Just recently I was thinking about the human perception/illusion of time as Brian Greene explained. The past and the future may be equally elusive, but the constant, weak electrical impulses and neuronal patterns that are memory give us the feeling that we have access to the past, but not the future. It is not the past that we know, but rather the ghost of the past still living in our brain. What if we didn't have this ghost living in our brain? (Think anterograde amnesia. Think "Memento.") What if we had a similar ghost in the brain that feeds us knowledge of the future in the same way?
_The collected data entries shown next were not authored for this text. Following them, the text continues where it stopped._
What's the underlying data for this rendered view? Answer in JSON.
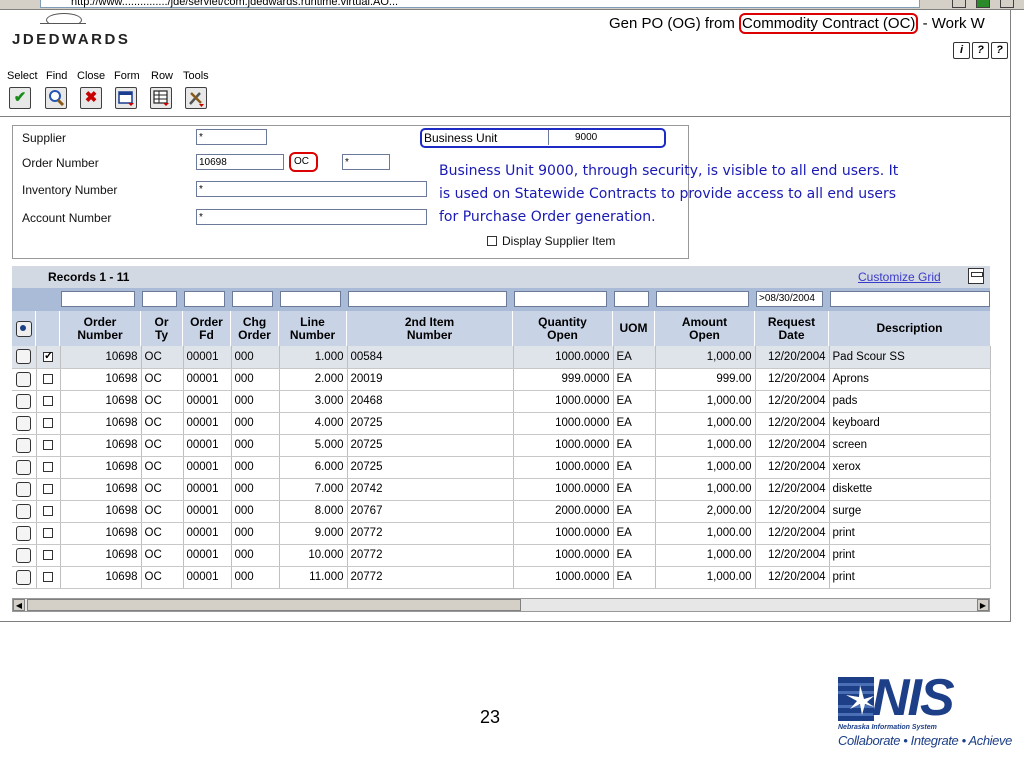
{
  "browser": {
    "url": "http://www.............../jde/servlet/com.jdedwards.runtime.virtual.AO..."
  },
  "header": {
    "logo": "JDEDWARDS",
    "title_prefix": "Gen PO (OG) from ",
    "title_highlight": "Commodity Contract (OC)",
    "title_suffix": " - Work W",
    "help_buttons": [
      "i",
      "?",
      "?"
    ]
  },
  "menu": {
    "items": [
      "Select",
      "Find",
      "Close",
      "Form",
      "Row",
      "Tools"
    ]
  },
  "toolbar": {
    "buttons": [
      "select-icon",
      "find-icon",
      "close-icon",
      "form-icon",
      "row-icon",
      "tools-icon"
    ]
  },
  "criteria": {
    "supplier_label": "Supplier",
    "supplier_value": "*",
    "order_number_label": "Order Number",
    "order_number_value": "10698",
    "order_type_value": "OC",
    "order_company_value": "*",
    "inventory_label": "Inventory Number",
    "inventory_value": "*",
    "account_label": "Account Number",
    "account_value": "*",
    "business_unit_label": "Business Unit",
    "business_unit_value": "9000",
    "display_supplier_item_label": "Display Supplier Item",
    "display_supplier_item_checked": false
  },
  "annotation": {
    "line1": "Business Unit 9000, through security, is visible to all end users.  It",
    "line2": "is used on Statewide Contracts to provide access to all end users",
    "line3": "for Purchase Order generation."
  },
  "grid": {
    "records_label": "Records 1 - 11",
    "customize_label": "Customize Grid",
    "qbe_request_date": ">08/30/2004",
    "columns": [
      "Order Number",
      "Or Ty",
      "Order Fd",
      "Chg Order",
      "Line Number",
      "2nd Item Number",
      "Quantity Open",
      "UOM",
      "Amount Open",
      "Request Date",
      "Description"
    ],
    "rows": [
      {
        "order": "10698",
        "ty": "OC",
        "fd": "00001",
        "chg": "000",
        "line": "1.000",
        "item": "00584",
        "qty": "1000.0000",
        "uom": "EA",
        "amt": "1,000.00",
        "date": "12/20/2004",
        "desc": "Pad Scour SS",
        "checked": true
      },
      {
        "order": "10698",
        "ty": "OC",
        "fd": "00001",
        "chg": "000",
        "line": "2.000",
        "item": "20019",
        "qty": "999.0000",
        "uom": "EA",
        "amt": "999.00",
        "date": "12/20/2004",
        "desc": "Aprons",
        "checked": false
      },
      {
        "order": "10698",
        "ty": "OC",
        "fd": "00001",
        "chg": "000",
        "line": "3.000",
        "item": "20468",
        "qty": "1000.0000",
        "uom": "EA",
        "amt": "1,000.00",
        "date": "12/20/2004",
        "desc": "pads",
        "checked": false
      },
      {
        "order": "10698",
        "ty": "OC",
        "fd": "00001",
        "chg": "000",
        "line": "4.000",
        "item": "20725",
        "qty": "1000.0000",
        "uom": "EA",
        "amt": "1,000.00",
        "date": "12/20/2004",
        "desc": "keyboard",
        "checked": false
      },
      {
        "order": "10698",
        "ty": "OC",
        "fd": "00001",
        "chg": "000",
        "line": "5.000",
        "item": "20725",
        "qty": "1000.0000",
        "uom": "EA",
        "amt": "1,000.00",
        "date": "12/20/2004",
        "desc": "screen",
        "checked": false
      },
      {
        "order": "10698",
        "ty": "OC",
        "fd": "00001",
        "chg": "000",
        "line": "6.000",
        "item": "20725",
        "qty": "1000.0000",
        "uom": "EA",
        "amt": "1,000.00",
        "date": "12/20/2004",
        "desc": "xerox",
        "checked": false
      },
      {
        "order": "10698",
        "ty": "OC",
        "fd": "00001",
        "chg": "000",
        "line": "7.000",
        "item": "20742",
        "qty": "1000.0000",
        "uom": "EA",
        "amt": "1,000.00",
        "date": "12/20/2004",
        "desc": "diskette",
        "checked": false
      },
      {
        "order": "10698",
        "ty": "OC",
        "fd": "00001",
        "chg": "000",
        "line": "8.000",
        "item": "20767",
        "qty": "2000.0000",
        "uom": "EA",
        "amt": "2,000.00",
        "date": "12/20/2004",
        "desc": "surge",
        "checked": false
      },
      {
        "order": "10698",
        "ty": "OC",
        "fd": "00001",
        "chg": "000",
        "line": "9.000",
        "item": "20772",
        "qty": "1000.0000",
        "uom": "EA",
        "amt": "1,000.00",
        "date": "12/20/2004",
        "desc": "print",
        "checked": false
      },
      {
        "order": "10698",
        "ty": "OC",
        "fd": "00001",
        "chg": "000",
        "line": "10.000",
        "item": "20772",
        "qty": "1000.0000",
        "uom": "EA",
        "amt": "1,000.00",
        "date": "12/20/2004",
        "desc": "print",
        "checked": false
      },
      {
        "order": "10698",
        "ty": "OC",
        "fd": "00001",
        "chg": "000",
        "line": "11.000",
        "item": "20772",
        "qty": "1000.0000",
        "uom": "EA",
        "amt": "1,000.00",
        "date": "12/20/2004",
        "desc": "print",
        "checked": false
      }
    ]
  },
  "footer": {
    "page_number": "23",
    "logo_text": "NIS",
    "logo_sub": "Nebraska Information System",
    "logo_tagline": "Collaborate • Integrate • Achieve"
  },
  "colors": {
    "highlight_red": "#dd0000",
    "highlight_blue": "#1d2bc4",
    "annotation_text": "#1a1ab4",
    "grid_header": "#c8d3e6",
    "nis_blue": "#1d3f87"
  }
}
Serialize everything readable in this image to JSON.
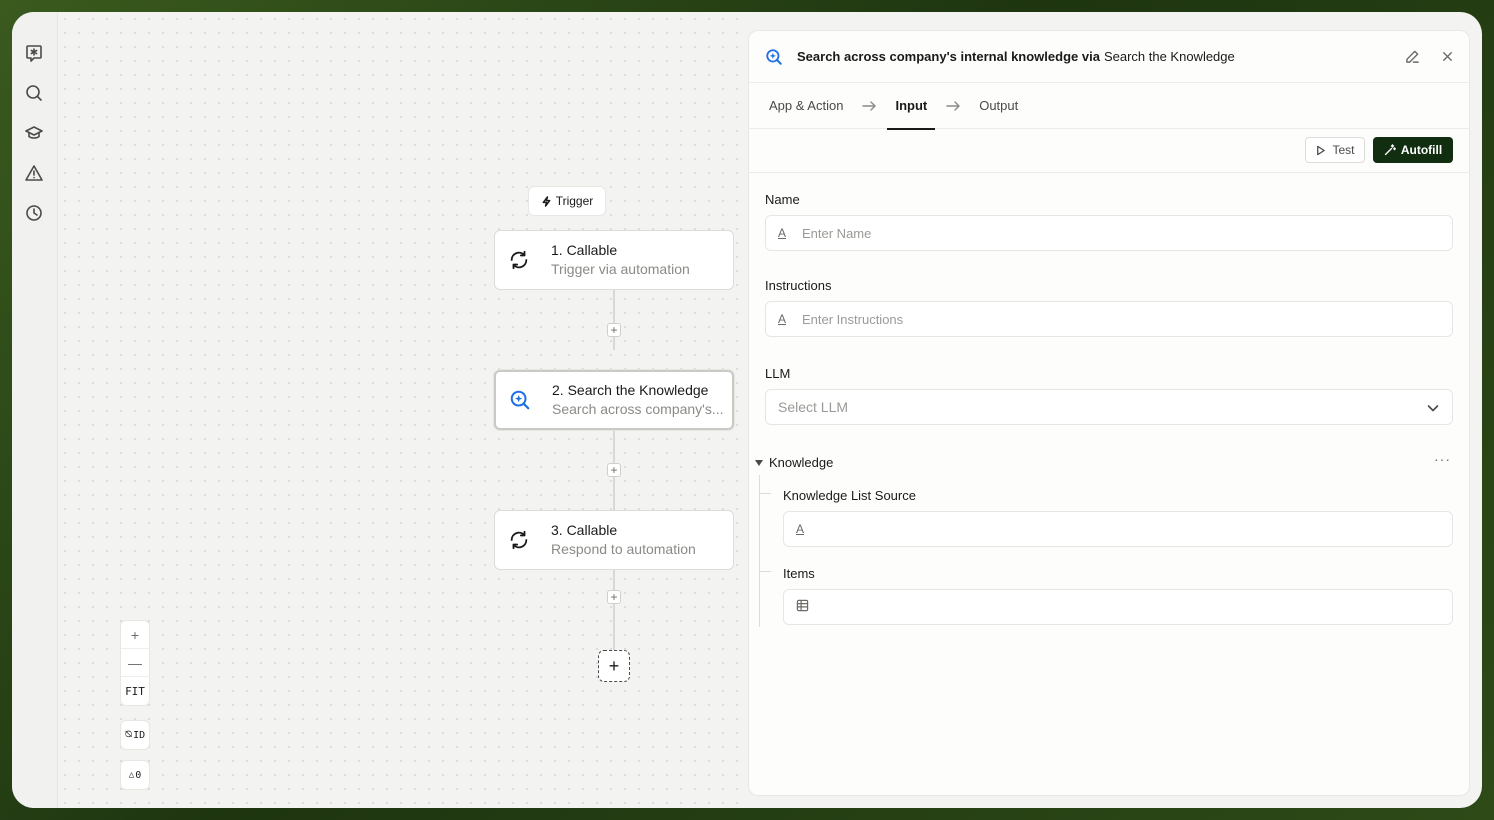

So, anyway, what the heck was I trying to say? Oh, the unknowable future. Right. Hmm. We don't know what awaits us in the next minute, day, week, month, year. We could be hit by a bus and die tomorrow. Or gets killed in a plane crash next week. Or get lost in the Oregon desert and die of thirst. At least, living in this era gives us a false sense of certainty. The whole world has been mapped out. If we get lost, click on the GPS. If we are thirsty, turn on the tap. We know the mathematical probability of dying in a car crash or plane crash. We know the treatment for pneumonia, the cause and prevention of cholera, and the way to get to the nearest hospital. We have this cemented sense of safety through our access to a huge amount of knowledge. However, in the time before maps were charted, what was it like, PSYCHOLOGICALLY, to walk into a desert or sail into the sea without a map, without satellite, with no end in sight? I don't know about you, but it scares me shitless. Perhaps this is why we like our movies predictable. Yet isn't this unknown landscape the same as our everyday reality? The desert of tomorrow is as unknowable as the Oregon desert for the westward emigrants? Isn't it also the same for "the undiscovered country, from whose bourn no traveler returns"?